Mayor John Quinn figures 2004 was a pretty good year for Bowling Green, but he's got a long list of goals for the new year.
" 'O4 was an excellent year for the city of Bowling Green - successful projects, good bottom-line finances, and no disasters," he said. "This was the first time in a couple years with no [bad] weather or blackout, no big fires."
Mayor Quinn plans to deliver his annual state of the city address at a breakfast meeting sponsored by the chamber of commerce at 7:30 a.m. Jan. 20 at Stone Ridge Golf Club.
Getting the widening project on East Wooster Street completed nearly nine months early topped the list of successful projects last year, but the city has a few more on its plate.
Together with the Ohio National Guard and the Wood County Board of Mental Retardation and Developmental Disabilities, the city is building a $9.5 million community center at Haskins and Newton roads that is has dreamed of for more than a decade.
Construction is expected to be completed in May, although the mayor said officials anticipate a "soft opening" at that time meaning that members can use the facility but programming will be limited as the center works out the bugs of a new building.

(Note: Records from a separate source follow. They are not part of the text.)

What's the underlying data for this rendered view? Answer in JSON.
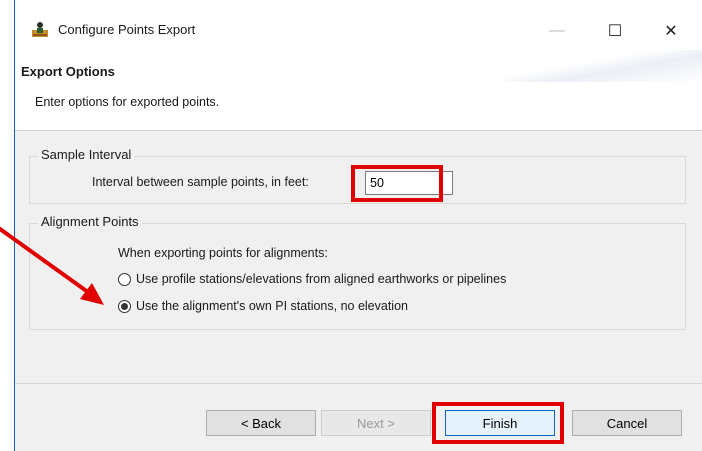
{
  "window": {
    "title": "Configure Points Export",
    "app_icon": "figure-app-icon",
    "controls": {
      "minimize": "—",
      "maximize": "☐",
      "close": "✕"
    }
  },
  "header": {
    "title": "Export Options",
    "description": "Enter options for exported points."
  },
  "sample_interval": {
    "legend": "Sample Interval",
    "label": "Interval between sample points, in feet:",
    "value": "50"
  },
  "alignment_points": {
    "legend": "Alignment Points",
    "prompt": "When exporting points for alignments:",
    "options": [
      {
        "label": "Use profile stations/elevations from aligned earthworks or pipelines",
        "checked": false
      },
      {
        "label": "Use the alignment's own PI stations, no elevation",
        "checked": true
      }
    ]
  },
  "buttons": {
    "back": "< Back",
    "next": "Next >",
    "finish": "Finish",
    "cancel": "Cancel"
  },
  "annotations": {
    "highlight_color": "#e00000",
    "arrow_color": "#e00000"
  }
}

"I think from the standpoint of Wood Lane and the National Guard, they're much more eager to get in and get using the building," he said. "We're going to low key things through the summer with a hard opening in August."
The city is paying about 40 percent of the cost of the 82,000-square-foot building, which has three gymnasiums, an indoor track, fitness rooms, classrooms, and a child care area.

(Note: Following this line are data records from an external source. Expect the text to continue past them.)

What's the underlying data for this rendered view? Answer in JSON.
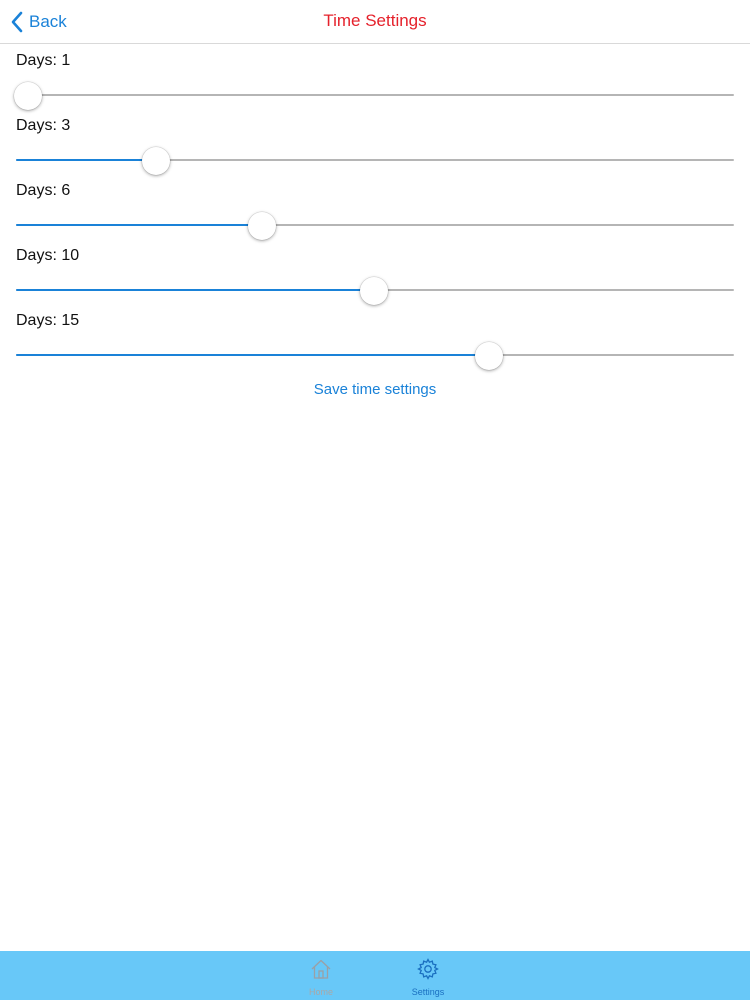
{
  "nav": {
    "back_label": "Back",
    "title": "Time Settings",
    "title_color": "#e5212b"
  },
  "sliders": [
    {
      "label": "Days: 1",
      "value_fraction": 0.017
    },
    {
      "label": "Days: 3",
      "value_fraction": 0.195
    },
    {
      "label": "Days: 6",
      "value_fraction": 0.343
    },
    {
      "label": "Days: 10",
      "value_fraction": 0.499
    },
    {
      "label": "Days: 15",
      "value_fraction": 0.659
    }
  ],
  "save_button_label": "Save time settings",
  "tabbar": {
    "background": "#68c8f8",
    "tabs": [
      {
        "label": "Home",
        "icon": "home-icon",
        "selected": false
      },
      {
        "label": "Settings",
        "icon": "gear-icon",
        "selected": true
      }
    ]
  },
  "colors": {
    "accent": "#1a82d8",
    "track": "#b5b5b5"
  }
}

Also in May, the city's 1.4-mill operating levy that supports the parks and recreation department will be on the ballot. Voters will be asked to replace the five-year levy, which would generate about $612,000 a year.
The mayor said the city plans to work on further fund-raising and planning for the Simpson Arboretum and Garden Park, an 8-acre parcel next to the park department's offices at Conneaut Avenue and Wintergarden Road.
Mayor Quinn said the committee he appointed to study sites and financing options for a new city hall will focus on funding issues this year. While the committee so far has favored the Bowling Green Junior High School site on West Wooster Street, much will depend on the outcome of a bond issue the school board plans to seek for building a middle school.
Also in 2005, the city plans to begin actively enforcing its nearly 30-year-old occupancy rule that limits to three the number of unrelated individuals who can live together in residential neighborhoods. It hopes to reduce the noise, litter, and parking problems that result at houses rented to five or six college students.Mayor Quinn became embroiled in a debate on the issue last year when city police obtained search warrants to investigate houses where they believed the law was being broken. He said the city will hire a full-time zoning inspector this year, and he would like to see council give that employee authority to cite residents forviolations.